我无法弄清楚为什么在使用np.cov时我得到一个不同的协方差矩阵:
import numpy as np
from tabulate import tabulate
np.random.seed(1)
a = np.random.random((10,3))
b = a - np.mean(a,axis=0,keepdims=True)
print "np.cov(a.T):"
print tabulate(np.cov(a.T),floatfmt='.2f',tablefmt='grid')
print "\nnp.dot(b.T,b):"
print tabulate(np.dot(b.T,b),floatfmt='.2f',tablefmt='grid')
输出:
np.cov(a.T):
+-------+-------+-------+
| 0.10 | 0.03 | -0.01 |
+-------+-------+-------+
| 0.03 | 0.08 | -0.07 |
+-------+-------+-------+
| -0.01 | -0.07 | 0.12 |
+-------+-------+-------+
np.dot(b.T,b):
+-------+-------+-------+
| 0.92 | 0.26 | -0.09 |
+-------+-------+-------+
| 0.26 | 0.72 | -0.60 |
+-------+-------+-------+
| -0.09 | -0.60 | 1.07 |
+-------+-------+-------+
知道结果有何不同? numpy用于协方差计算的公式是什么?
更新: 我没有对上面的协方差方程进行归一化,使用(N-1)正如评论中所建议的那样修正了这个问题。 但是,我注意到在我的实例中,使用np.cov我的结果略有不同。

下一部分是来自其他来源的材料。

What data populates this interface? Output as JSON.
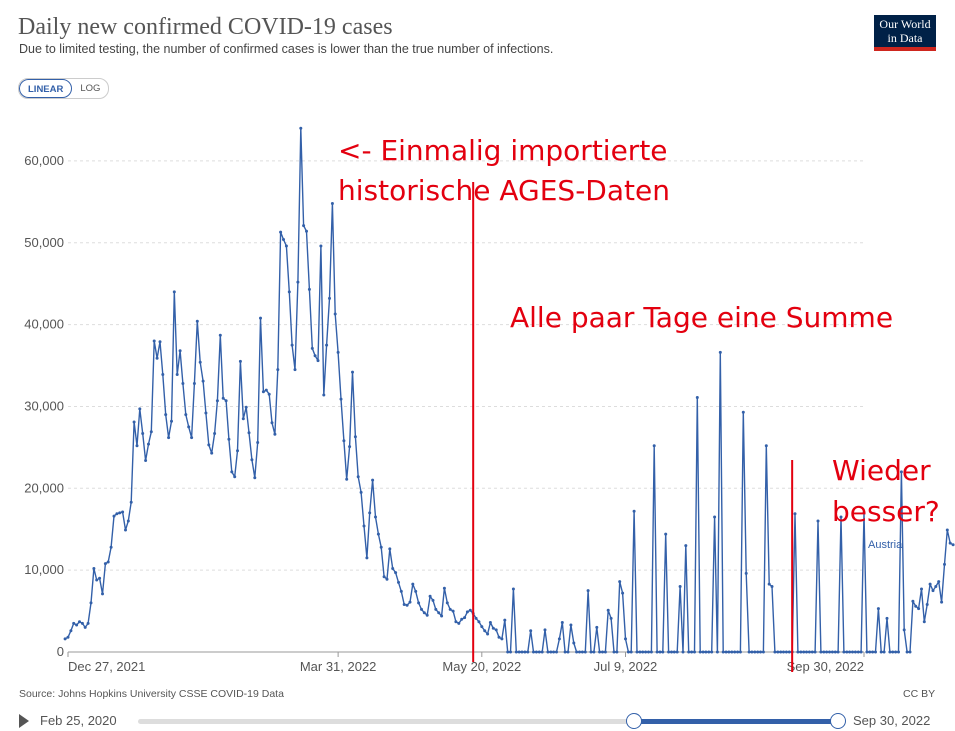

好像如果我使用np.savetxt和np.save保存我的输入数据,我会得到不同的结果:
import numpy as np
from tabulate import tabulate
a1 = np.load('d1.npy')[:,0:3]
print "np.loadtxt:"
print tabulate(a1,floatfmt='.20f',tablefmt='grid')
a2 = np.loadtxt('/d1.txt')[:,0:3]
print "\nload:"
print tabulate(a2,floatfmt='.20f',tablefmt='grid')
b1 = a1 - np.mean(a1,axis=0,keepdims=True)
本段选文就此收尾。